- August 3, 2019
- Posted by: Rent A Space
- Category: news
Love interior design styles but no idea what school is most in line with your philosophies and visual preferences?
You’re not alone. Unless you spend time pouring over home magazines, it’s difficult to know what your next project should look like. Or perhaps you find you’re mixing them up?
This first in our two articles on interior design styles, we break it down the most popular design styles, starting with three you may know a little about already, before moving onto the styles that trip up amateur designers.
The boho style experienced something of a hiatus from the early 2000s until now, but happily, it’s back in our homes and in our hearts.
Boho appears to be thrown together to give a relaxed, cosy feel, defying conventions and allowing the resident to firmly stamp their personality onto a room.
While boho is unique to each individual, don’t be fooled into thinking you can really just throw everything together. It requires conscious thought and curation to bring about a chilled vibe, or it will just end up looking cluttered.
The hallmark of boho is layering of textures plus mixing and matching colours for a living montage.
Furniture has to be as near to the ground as possible, reminiscent of Eastern-inspired living rooms, so pouffes and large floor cushions are welcome. Also, consider chaise longues. Lighting requires the use of multiple lamps, Moroccan lanterns and candles.
Jewel colours such as rich reds, greens and purples excite the senses in the boho home. Even oranges and pinks will find their place. To prevent it from becoming too busy, a neutral backdrop such as grey or white can provide negative space to allow your curated objects space to breathe.
Boho is all about the texture. There is no room for minimalism. Decorate liberally with your cushions, throws and rugs and elaborate wall hangings
Oh there are so many: plants, throws, large cushions, Moroccan lamps, candles, wall art, found items, possessions that tell a story, antiques, tapestries… to name just a few!
All objects come together to create a collage that tells the unique story of the resident.
The polar opposite of boho, minimalism requires less to create its gallery-style aesthetic. As its name suggests, it’s about keeping the number of objects down. The style demands high-quality furnishing that stands the test of time and removal of all clutter.
You’re creating something functional with subtle warmth to keep your home feeling homely and less like a furniture store display.
This style employs negative space to give a sense of calmness, letting light travel through the space unrestricted. There is a law of balance that has to be obeyed, with elements placed in a grid-like fashion encircling a central focal point.
High-quality furniture, clean lines, pendant lights, LED lights and family heirlooms.
The colour palette adopts neutrals in a few different shades. You can make use of an accent colour to make certain elements pop. Feel free to create a bold feature wall.

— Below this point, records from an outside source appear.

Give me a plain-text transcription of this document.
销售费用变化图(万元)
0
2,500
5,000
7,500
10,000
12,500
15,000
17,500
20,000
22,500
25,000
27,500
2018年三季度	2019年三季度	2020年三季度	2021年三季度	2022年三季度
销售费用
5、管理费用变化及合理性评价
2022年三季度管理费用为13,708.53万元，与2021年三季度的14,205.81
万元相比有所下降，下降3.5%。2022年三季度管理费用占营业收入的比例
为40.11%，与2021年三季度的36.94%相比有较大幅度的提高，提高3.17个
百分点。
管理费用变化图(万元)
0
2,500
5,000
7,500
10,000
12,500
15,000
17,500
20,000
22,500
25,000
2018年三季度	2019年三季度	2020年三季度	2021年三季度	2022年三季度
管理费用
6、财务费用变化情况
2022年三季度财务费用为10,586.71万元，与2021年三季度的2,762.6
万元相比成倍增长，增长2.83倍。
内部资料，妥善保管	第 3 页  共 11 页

Textured fabrics such as furs and hides make for a cosy minimalist room. Adopt prints in graphic patterns to continue the theme of clean lines. This style makes use of what is already there such as alcoves, beams and original features.
Large cushions, statement pieces in the form of oversized vases, and rugs in graphic prints. Create a focal point in the space, which could be a fireplace or a selection of wall art. Storage solutions are also part of the décor to keep clutter out of sight. Accessories can be changed periodically.
Calm, ordered with a sense of space and no clutter. Everything has its place, even if it’s out of sight. Minimalism is free from distractions and all about serenity in the home.
Vintage is the interior designer’s homage to any period between 1940-1960. You need to pick your decade and select the look that is most pertinent to that era. While taking elements from this time, you can still mix it up with more modern elements in a way that provides consistency.
Each vintage interior is unique, combining flea market finds with more ornate and luxurious finishes. Vintage is cosiness, romance and quirkiness. Quality is an essential component for any antique additions, so choose wisely.
Vintage welcomes pastels into a space with an old-fashioned furniture piece at the centre. Vintage can be minimalist or a halfway point between minimal and its time-travelling sibling, bohemian.
Consider accent pieces such as a four-poster bed for your bedroom or a tea table set for your living space. Furniture needs to be sturdy and in a good state of repair, so no woodworm or rot. Mirrors and artworks also complement a vintage interior. This style invites opulence and glamour in a way that is not shared by the minimalists, so for lighting, don’t shy away from a luxurious chandelier.
This depends on the period you are paying tribute to. Pastels are popular for today’s vintage stylists, but you can also opt for rich reds or quirkier bright colours to create an exciting contrast with period detailing.
As this is vintage, woods and metallics make sense in the space. Elaborate floral designs or playful polka dots can adorn your wallpaper, curtains and soft furnishings.
Get your hands on accessories that people were using during those two decades, such as a 1940s telephone or a typewriter. The objects don’t have to serve an actual purpose. A tea set is a must as it would be a shame to ruin the look with Tesco mugs.
Vintage marks the golden age of post-war Britain, a time of hope during the birth of the welfare state. Keep this optimism in mind with playful accessories and a joyful colour palette, a tea set and cake a stand to welcome visitors to a warm, cosy and vibrant interior.